On behalf of PETA, actor Rhys Ifans has urged the Appellate Body of the World Trade Organisation (WTO) to sustain the organisation’s decision to uphold the EU-wide ban on seal fur.
The Appellate Body is due to meet in Geneva on 17 March. Ifans’ letter comes just weeks before the start of Canada’s annual baby-seal slaughter and follows a successful plea from fellow actor Jude Law to the WTO last year to uphold the EU’s ban.
Because of the worldwide outcry, all major markets have banned seal-fur imports, including the EU, Mexico, Taiwan, the US and even Russia, which had been importing 95 per cent of Canada’s seal fur. The Canadian government is challenging the EU ban as a last-ditch effort to revive the trade, even though the lack of markets has led Canadian officials to examine seriously whether the slaughter should end.

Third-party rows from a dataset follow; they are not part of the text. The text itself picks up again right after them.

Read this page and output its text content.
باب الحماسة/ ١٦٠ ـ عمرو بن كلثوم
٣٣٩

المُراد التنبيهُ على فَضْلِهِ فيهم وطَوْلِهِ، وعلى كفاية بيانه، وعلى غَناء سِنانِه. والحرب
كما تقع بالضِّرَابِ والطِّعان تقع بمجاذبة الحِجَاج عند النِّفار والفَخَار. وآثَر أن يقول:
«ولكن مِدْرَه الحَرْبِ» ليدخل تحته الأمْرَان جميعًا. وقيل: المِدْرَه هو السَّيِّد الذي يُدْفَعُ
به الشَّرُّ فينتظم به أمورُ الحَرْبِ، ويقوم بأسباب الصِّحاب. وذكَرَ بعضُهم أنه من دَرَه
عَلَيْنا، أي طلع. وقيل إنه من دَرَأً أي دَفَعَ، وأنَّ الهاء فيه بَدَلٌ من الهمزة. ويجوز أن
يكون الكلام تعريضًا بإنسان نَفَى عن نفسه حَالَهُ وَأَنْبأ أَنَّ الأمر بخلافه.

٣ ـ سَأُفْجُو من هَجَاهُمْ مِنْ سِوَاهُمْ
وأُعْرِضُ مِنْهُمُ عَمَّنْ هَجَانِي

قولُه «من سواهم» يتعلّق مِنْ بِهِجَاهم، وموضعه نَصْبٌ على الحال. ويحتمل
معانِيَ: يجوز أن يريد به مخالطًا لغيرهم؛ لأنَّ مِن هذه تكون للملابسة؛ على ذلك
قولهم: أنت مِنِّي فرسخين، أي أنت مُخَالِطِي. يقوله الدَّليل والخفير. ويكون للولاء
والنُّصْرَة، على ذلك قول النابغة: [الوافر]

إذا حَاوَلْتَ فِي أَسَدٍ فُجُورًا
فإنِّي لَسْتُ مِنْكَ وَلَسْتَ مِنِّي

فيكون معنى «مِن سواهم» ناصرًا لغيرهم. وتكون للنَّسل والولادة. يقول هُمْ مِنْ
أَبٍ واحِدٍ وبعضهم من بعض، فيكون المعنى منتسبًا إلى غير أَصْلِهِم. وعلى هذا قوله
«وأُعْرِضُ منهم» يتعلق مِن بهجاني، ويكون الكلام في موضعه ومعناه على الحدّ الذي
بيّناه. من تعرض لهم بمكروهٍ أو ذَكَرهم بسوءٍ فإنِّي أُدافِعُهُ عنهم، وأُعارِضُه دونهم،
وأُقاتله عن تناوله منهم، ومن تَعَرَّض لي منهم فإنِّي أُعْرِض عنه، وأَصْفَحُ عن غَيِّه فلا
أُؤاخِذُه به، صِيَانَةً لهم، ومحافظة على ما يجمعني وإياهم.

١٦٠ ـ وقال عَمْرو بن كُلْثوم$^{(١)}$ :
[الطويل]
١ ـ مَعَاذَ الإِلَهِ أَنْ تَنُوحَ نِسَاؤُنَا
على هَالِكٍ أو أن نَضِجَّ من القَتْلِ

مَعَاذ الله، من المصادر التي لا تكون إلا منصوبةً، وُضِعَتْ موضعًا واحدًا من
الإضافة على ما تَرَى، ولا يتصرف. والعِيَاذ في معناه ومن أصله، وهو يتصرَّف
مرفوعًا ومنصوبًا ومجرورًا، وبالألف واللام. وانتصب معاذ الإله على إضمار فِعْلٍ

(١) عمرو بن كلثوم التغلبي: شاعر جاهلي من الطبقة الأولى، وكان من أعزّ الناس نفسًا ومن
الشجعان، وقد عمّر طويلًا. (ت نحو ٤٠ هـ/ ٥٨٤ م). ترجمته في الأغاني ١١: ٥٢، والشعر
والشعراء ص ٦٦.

“I was relieved to hear that the WTO had ruled to uphold the EU’s ban on seal-fur imports,” wrote Rhys. "This is a huge victory for Europeans like me, who for decades have wanted no part in Canada’s commercial seal slaughter. The whole world is turning its back on seal products – not just EU countries but also Mexico, Taiwan, the US and even Russia, which had been importing 95 per cent of Canada’s seal fur. In light of Canada’s decision to appeal the ruling, I’m writing to urge the Appellate Body to uphold the ban and also to consider the following points:
- After watching extensive video footage in which young seals had their skulls violently bashed in or were shot on the ice, reviewing thousands of pages of scientific documents and hearing from experts, the WTO panel hearing this case found that Canada’s commercial seal slaughter is inherently inhumane. This was an objective finding of fact and is not subject to appeal.

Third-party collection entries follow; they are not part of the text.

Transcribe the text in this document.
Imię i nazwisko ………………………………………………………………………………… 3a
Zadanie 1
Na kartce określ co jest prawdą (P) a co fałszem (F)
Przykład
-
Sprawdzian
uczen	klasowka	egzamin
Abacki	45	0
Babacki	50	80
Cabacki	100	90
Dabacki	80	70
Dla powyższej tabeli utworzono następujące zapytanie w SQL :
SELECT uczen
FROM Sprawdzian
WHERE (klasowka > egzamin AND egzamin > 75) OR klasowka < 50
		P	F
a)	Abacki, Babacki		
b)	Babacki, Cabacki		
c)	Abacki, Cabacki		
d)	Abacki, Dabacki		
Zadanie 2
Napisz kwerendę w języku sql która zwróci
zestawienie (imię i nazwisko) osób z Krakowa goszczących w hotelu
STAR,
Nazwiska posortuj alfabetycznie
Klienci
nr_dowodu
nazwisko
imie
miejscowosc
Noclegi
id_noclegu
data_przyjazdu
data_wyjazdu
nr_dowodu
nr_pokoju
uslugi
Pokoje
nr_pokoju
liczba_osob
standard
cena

- The panel’s decision to uphold the ban defends the right of WTO members to take action against cruelty to animals, which is a landmark step towards protecting animals under international trade law.

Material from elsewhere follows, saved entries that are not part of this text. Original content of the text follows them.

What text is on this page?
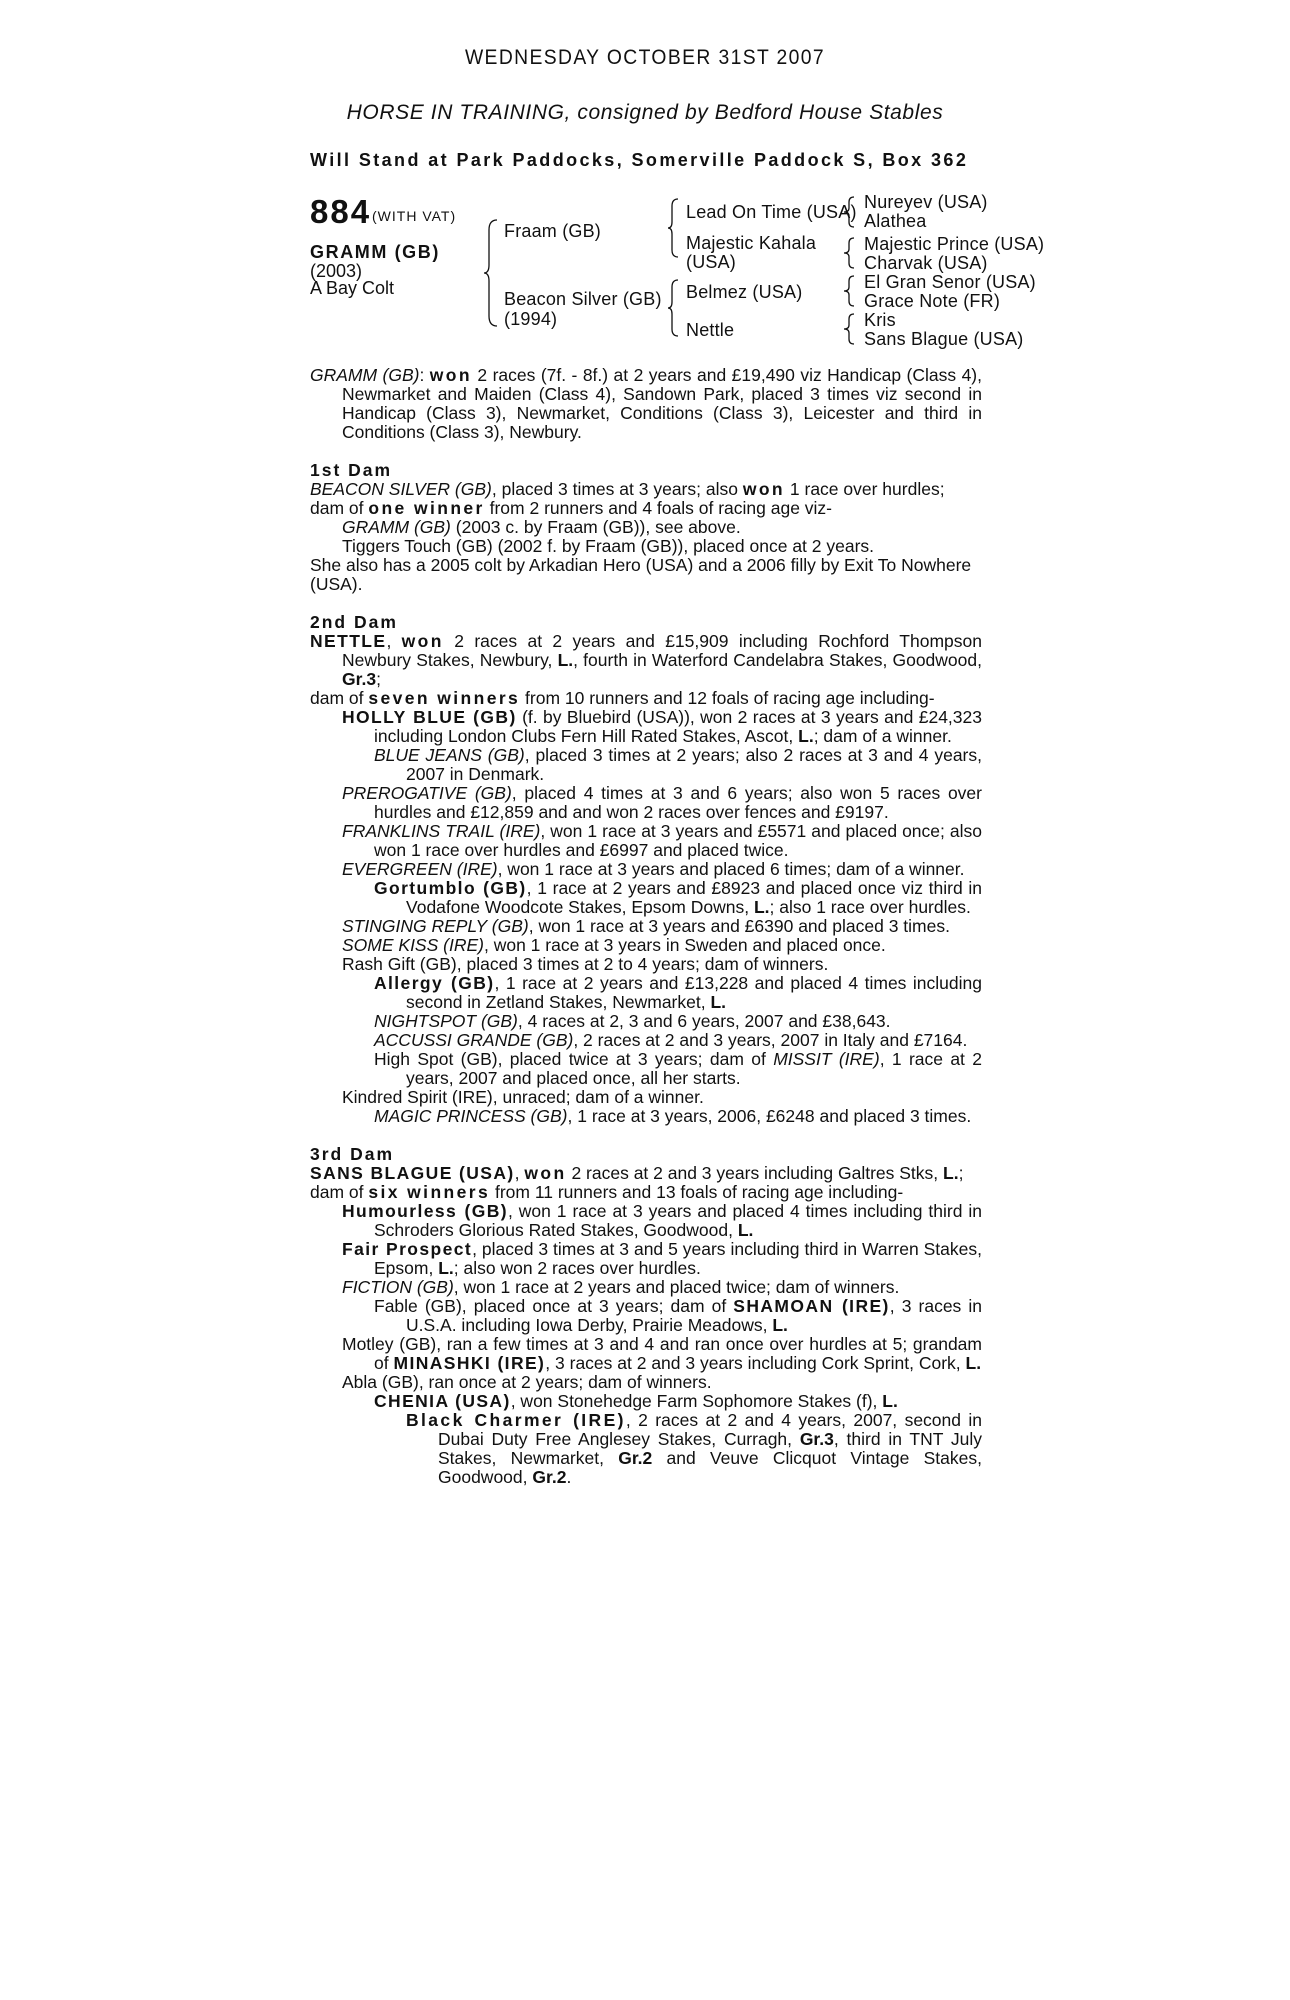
WEDNESDAY OCTOBER 31ST 2007
HORSE IN TRAINING, consigned by Bedford House Stables
Will Stand at Park Paddocks, Somerville Paddock S, Box 362
884 (WITH VAT)
GRAMM (GB)
(2003)
A Bay Colt
Fraam (GB)
Beacon Silver (GB)
(1994)
Lead On Time (USA)
Majestic Kahala
(USA)
Belmez (USA)
Nettle
Nureyev (USA)
Alathea
Majestic Prince (USA)
Charvak (USA)
El Gran Senor (USA)
Grace Note (FR)
Kris
Sans Blague (USA)

GRAMM (GB): won 2 races (7f. - 8f.) at 2 years and £19,490 viz Handicap (Class 4), Newmarket and Maiden (Class 4), Sandown Park, placed 3 times viz second in Handicap (Class 3), Newmarket, Conditions (Class 3), Leicester and third in Conditions (Class 3), Newbury.

1st Dam

BEACON SILVER (GB), placed 3 times at 3 years; also won 1 race over hurdles;

dam of one winner from 2 runners and 4 foals of racing age viz-

GRAMM (GB) (2003 c. by Fraam (GB)), see above.

Tiggers Touch (GB) (2002 f. by Fraam (GB)), placed once at 2 years.

She also has a 2005 colt by Arkadian Hero (USA) and a 2006 filly by Exit To Nowhere (USA).

2nd Dam

NETTLE, won 2 races at 2 years and £15,909 including Rochford Thompson Newbury Stakes, Newbury, L., fourth in Waterford Candelabra Stakes, Goodwood, Gr.3;

dam of seven winners from 10 runners and 12 foals of racing age including-

HOLLY BLUE (GB) (f. by Bluebird (USA)), won 2 races at 3 years and £24,323 including London Clubs Fern Hill Rated Stakes, Ascot, L.; dam of a winner.

BLUE JEANS (GB), placed 3 times at 2 years; also 2 races at 3 and 4 years, 2007 in Denmark.

PREROGATIVE (GB), placed 4 times at 3 and 6 years; also won 5 races over hurdles and £12,859 and and won 2 races over fences and £9197.

FRANKLINS TRAIL (IRE), won 1 race at 3 years and £5571 and placed once; also won 1 race over hurdles and £6997 and placed twice.

EVERGREEN (IRE), won 1 race at 3 years and placed 6 times; dam of a winner.

Gortumblo (GB), 1 race at 2 years and £8923 and placed once viz third in Vodafone Woodcote Stakes, Epsom Downs, L.; also 1 race over hurdles.

STINGING REPLY (GB), won 1 race at 3 years and £6390 and placed 3 times.

SOME KISS (IRE), won 1 race at 3 years in Sweden and placed once.

Rash Gift (GB), placed 3 times at 2 to 4 years; dam of winners.

Allergy (GB), 1 race at 2 years and £13,228 and placed 4 times including second in Zetland Stakes, Newmarket, L.

NIGHTSPOT (GB), 4 races at 2, 3 and 6 years, 2007 and £38,643.

ACCUSSI GRANDE (GB), 2 races at 2 and 3 years, 2007 in Italy and £7164.

High Spot (GB), placed twice at 3 years; dam of MISSIT (IRE), 1 race at 2 years, 2007 and placed once, all her starts.

Kindred Spirit (IRE), unraced; dam of a winner.

MAGIC PRINCESS (GB), 1 race at 3 years, 2006, £6248 and placed 3 times.

3rd Dam

SANS BLAGUE (USA), won 2 races at 2 and 3 years including Galtres Stks, L.;

dam of six winners from 11 runners and 13 foals of racing age including-

Humourless (GB), won 1 race at 3 years and placed 4 times including third in Schroders Glorious Rated Stakes, Goodwood, L.

Fair Prospect, placed 3 times at 3 and 5 years including third in Warren Stakes, Epsom, L.; also won 2 races over hurdles.

FICTION (GB), won 1 race at 2 years and placed twice; dam of winners.

Fable (GB), placed once at 3 years; dam of SHAMOAN (IRE), 3 races in U.S.A. including Iowa Derby, Prairie Meadows, L.

Motley (GB), ran a few times at 3 and 4 and ran once over hurdles at 5; grandam of MINASHKI (IRE), 3 races at 2 and 3 years including Cork Sprint, Cork, L.

Abla (GB), ran once at 2 years; dam of winners.

CHENIA (USA), won Stonehedge Farm Sophomore Stakes (f), L.

Black Charmer (IRE), 2 races at 2 and 4 years, 2007, second in Dubai Duty Free Anglesey Stakes, Curragh, Gr.3, third in TNT July Stakes, Newmarket, Gr.2 and Veuve Clicquot Vintage Stakes, Goodwood, Gr.2.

- The panel acknowledged that Canada’s commercial seal slaughter has nothing to do with the native hunt in the north. Even though the panel found flaws in the administration and definition of the exemption for natives, it confirmed that the overall ban on seal products was justified as a reflection of European ethical and moral concerns.
“EU nations have made it clear that they want no part in the seal slaughter, which is merely an off-season cash grab for the Canadian fishing industry and accounts for less than 1 per cent of Newfoundland’s economy. Since Canada is challenging the EU ban merely for political reasons back home, I hope the Appellate Body will uphold it.”